Choosing how to run the Cactus binaries (Docker/Singularity/local)

By default, Cactus uses Docker to run its compiled components (to avoid making you install dependencies). It can instead use Singularity to run its binaries, or use a locally installed copy. To select a different way of running the binaries, you can use the --binariesMode singularity or --binariesMode local options. (If running using local binaries, you will need to make sure cactus's bin directory is in your PATH.)

seqFile: the input file

The input file, called a "seqFile", is just a text file containing the locations of the input sequences as well as their phylogenetic tree. The tree will be used to progressively decompose the alignment by iteratively aligning sibling genomes to estimate their parents in a bottom-up fashion. Polytomies in the tree are allowed, though the amount of computation required for a sub-alignment rises quadratically with the degree of the polytomy. The file is formatted as follows:

NEWICK tree (optional)
name1 path1
name2 path2
...
nameN pathN

An optional * can be placed at the beginning of a name to specify that its assembly is of reference quality. This implies that it can be used as an outgroup for sub-alignments. If no genomes are marked in this way, all genomes are assumed to be of reference quality. The star should only be placed on the name-path lines and not inside the tree.

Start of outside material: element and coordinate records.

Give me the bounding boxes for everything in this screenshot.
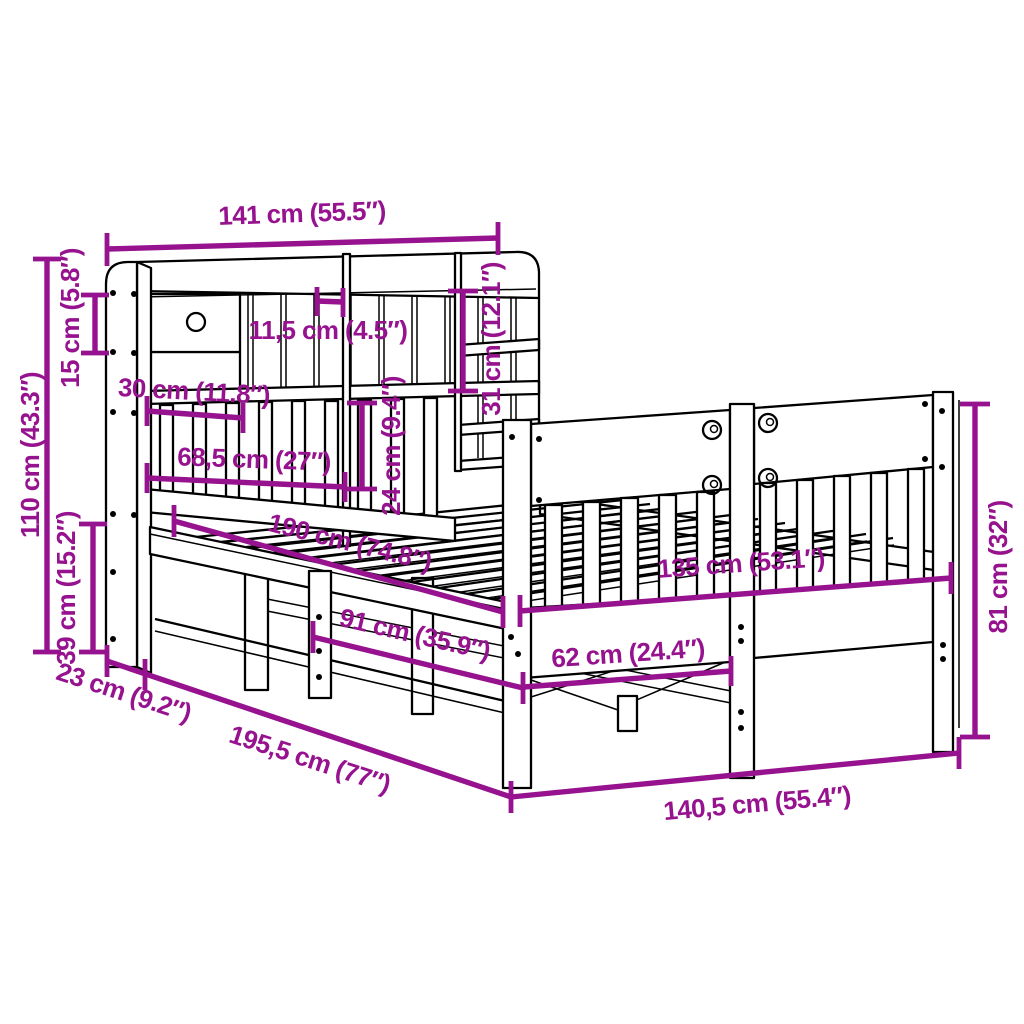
dim-label-headboard-width: 141 cm (55.5″)	[218, 195, 386, 231]
dim-label-shelf-row-height: 31 cm (12.1″)	[476, 262, 506, 416]
dim-base-height	[79, 524, 107, 652]
dim-slat-panel-height	[347, 403, 377, 489]
footboard-post-left	[503, 420, 531, 788]
bed-illustration	[106, 252, 959, 788]
footboard	[503, 392, 959, 788]
dim-label-slat-panel-height: 24 cm (9.4″)	[376, 376, 406, 516]
diagram-canvas: 141 cm (55.5″) 15 cm (5.8″) 110 cm (43.3…	[0, 0, 1024, 1024]
dim-label-total-width: 140,5 cm (55.4″)	[662, 780, 852, 826]
dim-label-drawer-height: 15 cm (5.8″)	[55, 248, 85, 388]
dim-label-slat-panel-width: 68,5 cm (27″)	[177, 441, 331, 476]
headboard-front-stile	[106, 262, 137, 667]
dim-label-headboard-height: 110 cm (43.3″)	[15, 372, 45, 538]
dim-drawer-height	[81, 295, 109, 353]
dim-label-compartment-width: 11,5 cm (4.5″)	[249, 315, 408, 345]
dim-label-base-height: 39 cm (15.2″)	[51, 511, 81, 665]
dim-label-footboard-height: 81 cm (32″)	[983, 500, 1013, 633]
footboard-panel-right	[754, 395, 933, 484]
footboard-center-foot	[618, 696, 637, 731]
bed-dimension-diagram: 141 cm (55.5″) 15 cm (5.8″) 110 cm (43.3…	[0, 0, 1024, 1024]
dim-shelf-row-height	[448, 291, 478, 391]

  • The tree must be on a single line. All leaves must be labeled and these labels must be unique. Ancestors may be named, or left blank (in which case the ancestors in the final output will automatically be labeled Anc0, Anc1, etc.) Labels must not contain any spaces.
  • Branch lengths that are not specified are assumed to be 1.
  • Lines beginning with # are ignored.
  • Sequence paths must point to either a FASTA file or a directory containing 1 or more FASTA files.
  • Sequence paths must not contain spaces.
  • Each name / path pair must be on its own line
  • http://, s3://, etc. URLs may be used.

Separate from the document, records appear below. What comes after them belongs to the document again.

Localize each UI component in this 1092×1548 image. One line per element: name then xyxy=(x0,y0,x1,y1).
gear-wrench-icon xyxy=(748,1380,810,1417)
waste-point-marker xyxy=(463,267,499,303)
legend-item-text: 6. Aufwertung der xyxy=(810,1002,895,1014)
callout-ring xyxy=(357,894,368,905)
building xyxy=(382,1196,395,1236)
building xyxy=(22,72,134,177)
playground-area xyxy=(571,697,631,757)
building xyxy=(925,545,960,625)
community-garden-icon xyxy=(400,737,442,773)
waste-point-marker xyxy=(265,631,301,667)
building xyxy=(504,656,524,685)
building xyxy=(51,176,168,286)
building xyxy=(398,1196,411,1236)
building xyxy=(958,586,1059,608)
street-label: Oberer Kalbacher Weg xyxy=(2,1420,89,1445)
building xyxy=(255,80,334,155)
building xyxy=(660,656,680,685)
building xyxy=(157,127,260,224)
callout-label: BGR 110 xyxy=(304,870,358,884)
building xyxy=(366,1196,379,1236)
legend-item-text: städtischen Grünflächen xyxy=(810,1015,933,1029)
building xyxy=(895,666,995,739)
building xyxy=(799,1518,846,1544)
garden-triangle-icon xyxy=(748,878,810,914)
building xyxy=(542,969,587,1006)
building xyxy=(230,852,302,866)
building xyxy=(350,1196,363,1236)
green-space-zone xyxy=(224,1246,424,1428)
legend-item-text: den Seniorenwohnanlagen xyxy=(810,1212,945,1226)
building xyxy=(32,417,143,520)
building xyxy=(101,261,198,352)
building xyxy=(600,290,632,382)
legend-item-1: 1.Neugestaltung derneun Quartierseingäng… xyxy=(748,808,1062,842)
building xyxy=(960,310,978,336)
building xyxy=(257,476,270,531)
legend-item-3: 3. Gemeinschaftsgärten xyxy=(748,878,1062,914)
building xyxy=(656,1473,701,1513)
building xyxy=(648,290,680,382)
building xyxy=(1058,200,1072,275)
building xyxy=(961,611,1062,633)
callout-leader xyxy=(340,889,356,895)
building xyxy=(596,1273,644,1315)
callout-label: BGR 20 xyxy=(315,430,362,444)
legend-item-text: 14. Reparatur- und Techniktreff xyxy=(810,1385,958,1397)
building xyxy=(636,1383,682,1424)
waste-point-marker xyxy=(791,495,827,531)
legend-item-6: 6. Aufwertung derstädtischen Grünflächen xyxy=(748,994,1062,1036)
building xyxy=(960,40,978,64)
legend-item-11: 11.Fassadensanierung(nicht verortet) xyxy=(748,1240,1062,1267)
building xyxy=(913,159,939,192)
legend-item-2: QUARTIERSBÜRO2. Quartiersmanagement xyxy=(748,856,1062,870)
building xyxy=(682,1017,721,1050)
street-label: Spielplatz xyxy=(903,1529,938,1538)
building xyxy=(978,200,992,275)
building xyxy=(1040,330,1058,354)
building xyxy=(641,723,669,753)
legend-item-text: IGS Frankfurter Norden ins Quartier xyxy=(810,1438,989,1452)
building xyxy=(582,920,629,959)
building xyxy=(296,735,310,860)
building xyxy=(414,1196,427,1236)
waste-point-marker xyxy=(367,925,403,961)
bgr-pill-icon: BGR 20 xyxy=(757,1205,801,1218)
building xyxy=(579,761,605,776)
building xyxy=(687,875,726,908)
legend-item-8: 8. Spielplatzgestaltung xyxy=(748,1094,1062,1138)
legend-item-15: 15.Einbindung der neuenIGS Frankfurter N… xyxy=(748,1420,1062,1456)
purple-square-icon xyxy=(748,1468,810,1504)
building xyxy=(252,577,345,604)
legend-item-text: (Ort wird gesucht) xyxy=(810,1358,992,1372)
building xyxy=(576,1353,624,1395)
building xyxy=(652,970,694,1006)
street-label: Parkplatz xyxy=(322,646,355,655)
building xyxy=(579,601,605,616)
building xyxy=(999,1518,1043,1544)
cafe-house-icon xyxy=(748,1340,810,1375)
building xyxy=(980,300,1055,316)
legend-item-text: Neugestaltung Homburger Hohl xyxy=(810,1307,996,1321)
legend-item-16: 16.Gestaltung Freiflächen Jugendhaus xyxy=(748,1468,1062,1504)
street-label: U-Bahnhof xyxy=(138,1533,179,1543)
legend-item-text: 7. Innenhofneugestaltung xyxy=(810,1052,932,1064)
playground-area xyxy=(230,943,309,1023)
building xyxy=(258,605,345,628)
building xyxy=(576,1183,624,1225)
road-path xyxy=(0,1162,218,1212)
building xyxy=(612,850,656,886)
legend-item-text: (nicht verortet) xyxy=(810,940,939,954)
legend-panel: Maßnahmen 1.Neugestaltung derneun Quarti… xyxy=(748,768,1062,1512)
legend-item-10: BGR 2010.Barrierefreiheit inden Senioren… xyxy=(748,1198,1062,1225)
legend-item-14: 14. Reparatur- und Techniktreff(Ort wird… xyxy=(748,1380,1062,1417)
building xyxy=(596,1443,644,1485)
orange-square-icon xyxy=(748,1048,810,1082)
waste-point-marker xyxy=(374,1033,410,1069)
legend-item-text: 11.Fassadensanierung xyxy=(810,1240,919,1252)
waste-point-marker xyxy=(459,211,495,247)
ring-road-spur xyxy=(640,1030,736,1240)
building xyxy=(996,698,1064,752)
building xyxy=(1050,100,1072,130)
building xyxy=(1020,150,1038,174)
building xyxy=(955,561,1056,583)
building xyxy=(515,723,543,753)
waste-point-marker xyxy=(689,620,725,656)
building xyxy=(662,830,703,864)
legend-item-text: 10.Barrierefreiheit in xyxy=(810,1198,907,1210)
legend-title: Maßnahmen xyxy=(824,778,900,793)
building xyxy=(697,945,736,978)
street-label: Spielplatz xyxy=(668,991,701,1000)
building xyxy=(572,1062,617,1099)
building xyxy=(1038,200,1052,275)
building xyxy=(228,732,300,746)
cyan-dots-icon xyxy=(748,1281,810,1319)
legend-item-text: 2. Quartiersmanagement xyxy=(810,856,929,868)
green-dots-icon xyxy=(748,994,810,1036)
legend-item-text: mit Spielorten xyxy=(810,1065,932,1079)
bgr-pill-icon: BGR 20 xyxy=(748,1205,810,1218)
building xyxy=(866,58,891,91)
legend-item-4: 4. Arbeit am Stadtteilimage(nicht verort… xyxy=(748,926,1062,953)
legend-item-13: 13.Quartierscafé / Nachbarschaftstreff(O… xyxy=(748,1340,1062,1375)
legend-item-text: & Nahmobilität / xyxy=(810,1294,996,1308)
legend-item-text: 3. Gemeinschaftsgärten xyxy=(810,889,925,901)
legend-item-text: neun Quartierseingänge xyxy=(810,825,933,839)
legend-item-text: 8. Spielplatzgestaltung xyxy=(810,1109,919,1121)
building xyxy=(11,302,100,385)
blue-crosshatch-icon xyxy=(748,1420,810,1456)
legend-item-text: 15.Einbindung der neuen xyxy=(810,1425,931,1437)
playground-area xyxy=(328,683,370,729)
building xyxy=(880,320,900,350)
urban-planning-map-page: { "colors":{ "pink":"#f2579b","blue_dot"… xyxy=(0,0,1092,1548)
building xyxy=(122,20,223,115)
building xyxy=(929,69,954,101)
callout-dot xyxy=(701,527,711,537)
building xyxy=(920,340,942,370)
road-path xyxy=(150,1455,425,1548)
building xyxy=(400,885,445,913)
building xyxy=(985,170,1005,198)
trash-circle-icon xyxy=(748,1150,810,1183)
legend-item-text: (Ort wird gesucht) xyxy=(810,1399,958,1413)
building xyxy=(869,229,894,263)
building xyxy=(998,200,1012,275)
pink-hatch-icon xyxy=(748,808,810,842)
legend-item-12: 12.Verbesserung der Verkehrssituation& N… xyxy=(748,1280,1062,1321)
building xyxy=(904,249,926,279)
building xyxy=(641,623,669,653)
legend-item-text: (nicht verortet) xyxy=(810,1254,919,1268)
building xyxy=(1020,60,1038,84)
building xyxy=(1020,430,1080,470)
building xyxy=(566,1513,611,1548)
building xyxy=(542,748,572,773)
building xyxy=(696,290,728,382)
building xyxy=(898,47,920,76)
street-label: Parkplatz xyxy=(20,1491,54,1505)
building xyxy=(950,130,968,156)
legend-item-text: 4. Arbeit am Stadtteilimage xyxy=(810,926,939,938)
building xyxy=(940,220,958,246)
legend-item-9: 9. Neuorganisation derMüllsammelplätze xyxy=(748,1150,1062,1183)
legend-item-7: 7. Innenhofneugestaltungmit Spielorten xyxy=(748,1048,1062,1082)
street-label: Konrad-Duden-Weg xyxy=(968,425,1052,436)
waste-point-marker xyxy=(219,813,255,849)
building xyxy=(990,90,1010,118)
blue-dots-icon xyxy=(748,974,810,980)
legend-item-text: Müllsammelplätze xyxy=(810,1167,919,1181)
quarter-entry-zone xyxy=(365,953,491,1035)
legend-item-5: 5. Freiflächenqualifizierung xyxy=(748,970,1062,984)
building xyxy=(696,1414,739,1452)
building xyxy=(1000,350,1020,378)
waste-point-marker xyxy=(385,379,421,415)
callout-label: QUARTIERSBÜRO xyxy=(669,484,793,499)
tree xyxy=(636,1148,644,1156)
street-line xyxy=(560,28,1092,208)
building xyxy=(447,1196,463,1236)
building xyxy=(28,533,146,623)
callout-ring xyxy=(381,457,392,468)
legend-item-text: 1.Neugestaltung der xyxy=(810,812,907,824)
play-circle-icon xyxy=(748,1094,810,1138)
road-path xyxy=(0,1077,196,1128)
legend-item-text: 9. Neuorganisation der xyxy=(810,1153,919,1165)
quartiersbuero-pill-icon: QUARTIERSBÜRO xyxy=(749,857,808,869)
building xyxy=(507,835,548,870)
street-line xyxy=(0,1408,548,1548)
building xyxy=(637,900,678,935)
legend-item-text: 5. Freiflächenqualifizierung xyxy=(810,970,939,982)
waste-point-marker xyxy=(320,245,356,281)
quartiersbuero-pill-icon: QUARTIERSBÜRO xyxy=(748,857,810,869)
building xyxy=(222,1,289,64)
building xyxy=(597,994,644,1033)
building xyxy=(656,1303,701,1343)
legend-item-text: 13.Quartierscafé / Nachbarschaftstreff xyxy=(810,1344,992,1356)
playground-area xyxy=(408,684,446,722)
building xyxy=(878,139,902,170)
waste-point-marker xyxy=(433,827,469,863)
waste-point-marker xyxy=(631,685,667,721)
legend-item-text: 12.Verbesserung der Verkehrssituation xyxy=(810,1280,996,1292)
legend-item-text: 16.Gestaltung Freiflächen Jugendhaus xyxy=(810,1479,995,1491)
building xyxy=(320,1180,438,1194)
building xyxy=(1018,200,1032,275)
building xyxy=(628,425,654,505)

Please ensure your genomes are soft-masked with RepeatMasker. We do some basic masking as a preprocessing step to ensure highly repetitive elements are masked when repeat libraries are incomplete, but still genomes that aren't properly masked can take tens of times longer to align that those that are masked. Hard-masking (totally replacing repeats with stretches of Ns) isn't necessary, and is strongly discouraged (you will miss a lot of alignments!).

Example:

  # Sequence data for progressive alignment of 4 genomes
  # human, chimp and gorilla are flagged as good assemblies.
  # since orang isn't, it will not be used as an outgroup species.
 (((human:0.006,chimp:0.006667):0.0022,gorilla:0.008825):0.0096,orang:0.01831);
 *human /data/genomes/human/human.fa
 *chimp /data/genomes/chimp/
 *gorilla /data/genomes/gorilla/gorilla.fa
 orang /cluster/home/data/orang/

Running locally

There isn't much to configure if running locally. Most importantly, if on a shared system, you can adjust the maximum number of processors used with --maxCores <N> (by default, Cactus will use all cores).

Running on a cluster

Cactus (through Toil) supports many batch systems, including LSF, SLURM, GridEngine, Parasol, and Torque. To run on a cluster, simply add --batchSystem <batchSystem>, e.g. --batchSystem gridEngine. If your batch system needs additional configuration, Toil exposes some environment variables that can help.

Running on the cloud

Cactus supports running on AWS, Azure, and Google Cloud Platform using Toil's autoscaling features. For more details on running in AWS, check out these instructions (other clouds are similar).

Using the output

Cactus outputs its alignments in the HAL format. This format represents the alignment in a reference-free, indexed way, but isn't readable by many tools. To export a MAF (which by its nature is usually reference-based), you can use the hal2maf tool to export the alignment from any particular genome: hal2maf <hal> --refGenome <reference> <maf>.

You can use the alignment to generate gene annotatations for your assemblies, using the Comparative Annotation Toolkit.